Contradicting coalition reports, Iraqi Foreign Minister Naji Sabri painted a different picture of the conflict Monday, saying the U.S.-led coalition is being "defeated on all fronts and [is] retreating in the face of strong strikes." 

"If they continue to be stubborn with their aggression, we will attack them with all they have," Sabri said. "No one will be safe except for those who surrender to us on the battlefield."

Other developments
• U.S. Marines staged early raids Monday in southern Iraq looking for Iraqi Gen. Ali Hassan al Majeed, Saddam Hussein's cousin, a military source said. Al Majeed, commander of Iraqi forces in the south, is widely known as "Chemical Ali" for ordering the use of chemical weapons on Iraqi Kurds in 1988. (Full story) 

• An International Committee of the Red Cross team interviewed about 100 captured Iraqi troops Monday at an undisclosed location in southern Iraq, the agency said, the first such meeting since the war began. Red Cross workers plan to hold more meetings later this week with Iraqi prisoners of war. U.S-led forces are holding about 3,000 Iraqi POWs, the agency said. 

• U.S. Secretary of State Colin Powell will travel this week to Turkey and NATO headquarters in Brussels, Belgium, a State Department official said. Powell will seek to mend relations with the Turkish government, which were strained when its parliament voted against allowing U.S. troops to launch an invasion of Iraq from Turkish soil. Turkish officials have told their U.S. counterparts that their forces do not plan to enter northern Iraq -- a move American officials strongly oppose -- a U.S. diplomat said. 

• Hundreds of Iraqis have flooded the U.N. refugee agency's office in Damascus, Syria, asking for "temporary protection status," the U.N. High Commissioner for Refugees said in a statement.
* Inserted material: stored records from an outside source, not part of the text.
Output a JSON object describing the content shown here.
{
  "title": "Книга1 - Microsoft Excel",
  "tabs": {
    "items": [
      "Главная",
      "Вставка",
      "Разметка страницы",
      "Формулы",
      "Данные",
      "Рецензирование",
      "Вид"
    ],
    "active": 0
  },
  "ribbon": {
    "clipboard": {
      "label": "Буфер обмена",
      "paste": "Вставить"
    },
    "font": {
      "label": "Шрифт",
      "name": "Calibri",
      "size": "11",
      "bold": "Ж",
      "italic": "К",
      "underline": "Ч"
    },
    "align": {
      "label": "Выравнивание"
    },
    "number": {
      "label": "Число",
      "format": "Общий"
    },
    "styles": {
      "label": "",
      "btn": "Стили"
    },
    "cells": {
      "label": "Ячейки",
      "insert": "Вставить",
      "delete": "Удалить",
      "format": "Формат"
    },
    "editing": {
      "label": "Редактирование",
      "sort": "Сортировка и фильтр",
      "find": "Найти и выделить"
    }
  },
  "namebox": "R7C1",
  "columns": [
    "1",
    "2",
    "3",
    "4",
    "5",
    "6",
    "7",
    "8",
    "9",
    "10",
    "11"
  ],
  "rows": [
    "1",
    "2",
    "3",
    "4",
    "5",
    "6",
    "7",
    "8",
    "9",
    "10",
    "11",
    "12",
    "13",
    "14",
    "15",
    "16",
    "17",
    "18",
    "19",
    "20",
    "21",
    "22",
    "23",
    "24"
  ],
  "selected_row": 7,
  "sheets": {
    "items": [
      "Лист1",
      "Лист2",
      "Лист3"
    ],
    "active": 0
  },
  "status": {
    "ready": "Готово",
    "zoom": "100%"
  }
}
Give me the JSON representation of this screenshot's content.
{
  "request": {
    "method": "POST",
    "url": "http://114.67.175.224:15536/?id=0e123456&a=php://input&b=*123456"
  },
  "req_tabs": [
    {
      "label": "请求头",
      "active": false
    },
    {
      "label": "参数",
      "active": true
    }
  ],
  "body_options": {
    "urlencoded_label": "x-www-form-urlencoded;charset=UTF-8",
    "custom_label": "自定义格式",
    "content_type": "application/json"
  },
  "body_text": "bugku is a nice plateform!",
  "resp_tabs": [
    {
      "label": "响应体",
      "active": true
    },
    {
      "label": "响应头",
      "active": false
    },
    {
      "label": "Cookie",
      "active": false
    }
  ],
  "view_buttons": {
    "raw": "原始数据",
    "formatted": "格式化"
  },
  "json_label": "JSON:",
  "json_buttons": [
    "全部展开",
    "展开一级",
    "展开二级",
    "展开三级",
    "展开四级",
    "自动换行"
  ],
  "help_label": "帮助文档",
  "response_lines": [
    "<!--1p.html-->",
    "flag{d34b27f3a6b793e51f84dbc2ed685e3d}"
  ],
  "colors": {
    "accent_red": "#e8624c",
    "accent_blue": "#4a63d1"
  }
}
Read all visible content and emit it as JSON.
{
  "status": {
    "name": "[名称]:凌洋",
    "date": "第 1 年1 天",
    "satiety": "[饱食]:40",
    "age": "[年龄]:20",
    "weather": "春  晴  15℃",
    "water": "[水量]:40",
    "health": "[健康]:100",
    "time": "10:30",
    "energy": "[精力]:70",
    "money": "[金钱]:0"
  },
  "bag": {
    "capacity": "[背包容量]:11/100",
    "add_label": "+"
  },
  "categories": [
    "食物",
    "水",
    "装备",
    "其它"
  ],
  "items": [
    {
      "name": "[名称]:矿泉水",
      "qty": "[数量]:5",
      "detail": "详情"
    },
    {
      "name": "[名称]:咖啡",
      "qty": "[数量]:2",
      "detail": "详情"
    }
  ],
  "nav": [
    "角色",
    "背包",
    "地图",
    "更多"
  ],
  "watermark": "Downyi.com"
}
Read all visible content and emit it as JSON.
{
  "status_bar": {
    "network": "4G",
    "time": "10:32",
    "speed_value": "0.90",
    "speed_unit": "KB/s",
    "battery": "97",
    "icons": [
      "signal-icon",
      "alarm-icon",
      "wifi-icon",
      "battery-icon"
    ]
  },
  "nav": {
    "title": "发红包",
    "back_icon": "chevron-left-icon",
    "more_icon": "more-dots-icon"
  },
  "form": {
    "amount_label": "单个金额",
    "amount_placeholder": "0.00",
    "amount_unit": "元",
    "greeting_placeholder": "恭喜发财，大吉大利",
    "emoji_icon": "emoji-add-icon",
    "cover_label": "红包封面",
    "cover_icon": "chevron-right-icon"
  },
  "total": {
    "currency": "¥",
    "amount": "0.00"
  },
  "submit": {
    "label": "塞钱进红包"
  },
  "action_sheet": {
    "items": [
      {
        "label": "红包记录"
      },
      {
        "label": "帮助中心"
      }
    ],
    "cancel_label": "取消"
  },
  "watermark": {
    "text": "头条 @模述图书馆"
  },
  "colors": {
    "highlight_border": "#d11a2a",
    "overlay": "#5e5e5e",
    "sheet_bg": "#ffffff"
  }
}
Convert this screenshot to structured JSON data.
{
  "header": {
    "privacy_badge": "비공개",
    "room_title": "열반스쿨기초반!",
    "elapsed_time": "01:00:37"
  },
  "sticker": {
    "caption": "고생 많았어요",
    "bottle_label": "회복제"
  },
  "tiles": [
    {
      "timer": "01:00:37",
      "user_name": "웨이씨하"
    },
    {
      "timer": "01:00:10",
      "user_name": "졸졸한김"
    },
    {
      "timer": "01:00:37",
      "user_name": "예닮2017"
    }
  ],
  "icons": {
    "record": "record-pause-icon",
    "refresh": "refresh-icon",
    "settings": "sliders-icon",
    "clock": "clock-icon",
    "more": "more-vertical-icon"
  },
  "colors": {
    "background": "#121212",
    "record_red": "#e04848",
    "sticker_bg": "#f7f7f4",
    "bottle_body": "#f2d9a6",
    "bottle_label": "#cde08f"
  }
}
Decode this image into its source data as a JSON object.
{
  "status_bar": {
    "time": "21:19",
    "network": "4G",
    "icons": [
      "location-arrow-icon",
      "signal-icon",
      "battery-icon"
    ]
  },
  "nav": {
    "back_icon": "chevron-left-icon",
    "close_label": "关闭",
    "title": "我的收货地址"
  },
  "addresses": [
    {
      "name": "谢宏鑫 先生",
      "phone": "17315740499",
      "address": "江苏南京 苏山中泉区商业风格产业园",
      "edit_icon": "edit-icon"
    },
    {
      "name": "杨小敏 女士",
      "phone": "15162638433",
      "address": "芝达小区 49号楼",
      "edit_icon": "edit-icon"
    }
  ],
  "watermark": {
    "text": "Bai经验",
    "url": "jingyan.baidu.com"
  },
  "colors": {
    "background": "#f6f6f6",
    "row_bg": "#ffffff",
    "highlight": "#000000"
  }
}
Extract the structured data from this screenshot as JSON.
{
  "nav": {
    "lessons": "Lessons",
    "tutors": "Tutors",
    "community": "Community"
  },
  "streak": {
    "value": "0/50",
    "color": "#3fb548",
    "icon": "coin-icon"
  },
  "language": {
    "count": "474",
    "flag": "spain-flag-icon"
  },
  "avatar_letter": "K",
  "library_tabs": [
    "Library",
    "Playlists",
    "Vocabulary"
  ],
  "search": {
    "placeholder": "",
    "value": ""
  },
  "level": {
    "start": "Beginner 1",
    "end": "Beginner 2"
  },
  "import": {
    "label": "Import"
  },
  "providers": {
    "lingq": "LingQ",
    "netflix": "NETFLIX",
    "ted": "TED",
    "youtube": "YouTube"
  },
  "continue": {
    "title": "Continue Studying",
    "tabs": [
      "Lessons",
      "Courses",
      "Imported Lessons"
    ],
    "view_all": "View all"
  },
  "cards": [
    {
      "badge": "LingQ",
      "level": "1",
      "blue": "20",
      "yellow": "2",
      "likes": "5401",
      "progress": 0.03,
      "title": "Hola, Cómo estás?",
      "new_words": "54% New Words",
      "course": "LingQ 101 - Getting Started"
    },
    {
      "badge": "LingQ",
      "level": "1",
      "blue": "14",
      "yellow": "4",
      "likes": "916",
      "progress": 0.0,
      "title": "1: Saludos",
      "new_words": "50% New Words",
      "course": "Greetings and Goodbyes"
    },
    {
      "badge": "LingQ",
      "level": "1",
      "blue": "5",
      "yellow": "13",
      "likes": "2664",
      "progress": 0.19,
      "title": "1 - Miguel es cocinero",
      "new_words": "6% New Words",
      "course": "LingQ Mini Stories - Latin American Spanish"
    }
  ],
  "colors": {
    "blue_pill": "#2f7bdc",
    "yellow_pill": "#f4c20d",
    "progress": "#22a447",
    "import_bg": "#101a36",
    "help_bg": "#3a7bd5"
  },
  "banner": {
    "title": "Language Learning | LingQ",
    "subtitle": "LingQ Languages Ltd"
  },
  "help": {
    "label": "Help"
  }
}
The document the Iraqis seek would prevent them from being forced to return to Iraq until the country is safe. 

• Iraqi forces Monday tried to push women and children onto a bridge between Hilla and Karbala that the forces had rigged with explosives, shooting a woman who tried to escape, Brooks said at Central Command. Coalition officials have accused the Iraqi regime of using civilians as human shields, a tactic Iraq denies. 

• Iraqi TV showed a video of Saddam and his two sons Monday, footage the state-run network said was new. U.S. officials said they have not determined whether Saddam survived or was injured by early coalition airstrikes. 

• About 1,000 Iraqi soldiers have surrendered to Kurdish fighters in northern Iraq, Kurdish officials said. 

• An Iraqi official said Iraqi troops destroyed more than a dozen tanks and armored vehicles, shot down four Apache helicopter gunships and killed 43 U.S. and British "mercenaries" in fighting in southern Iraq. CNN could not verify these claims. 

• Clean water began flowing Monday from Kuwait to the southern Iraqi port city of Umm Qasr through a pipeline that will provide some 600,000 gallons of fresh water a day, Brooks said. Iraqi forces had cut off water supplies to the city. 

• NBC announced Monday that both it and National Geographic have severed their ties with Peter Arnett. The longtime war correspondent told state-run Iraqi television the U.S.-led coalition's initial war plan "failed" because of strong Iraqi resistance. Arnett had been reporting from Baghdad for NBC News and MSNBC while on assignment for National Geographic Explorer. He apologized for his comments Monday on the "Today" show.

• The U.S.-led aerial bombardment has depleted one-third of the U.S. Navy's Tomahawk missile inventory, CNN has learned. About 700 missiles have been fired, U.S. officials said, out of about 2,000 Tomahawks that were ready for use. 

• President Bush travels Monday to Philadelphia, Pennsylvania, to pay tribute to the U.S. Coast Guard, a military branch doing double duty by contributing to homeland security and participating in the war with Iraq. (Full story) 

• U.S. Navy cruise missile ships positioned in the Red Sea are being moved to the Persian Gulf, U.S. military officials said. Saudi officials had requested the move and denied U.S. permission to fly missiles over its airspace after a small number of missiles crashed in its territory. 

• Coalition forces struck a gathering of paramilitary forces Sunday that had been taking shelter at an unused prison in the western Iraqi town of Ar Rutbah, the Combined Forces Air Component Command Public Affairs reported Monday.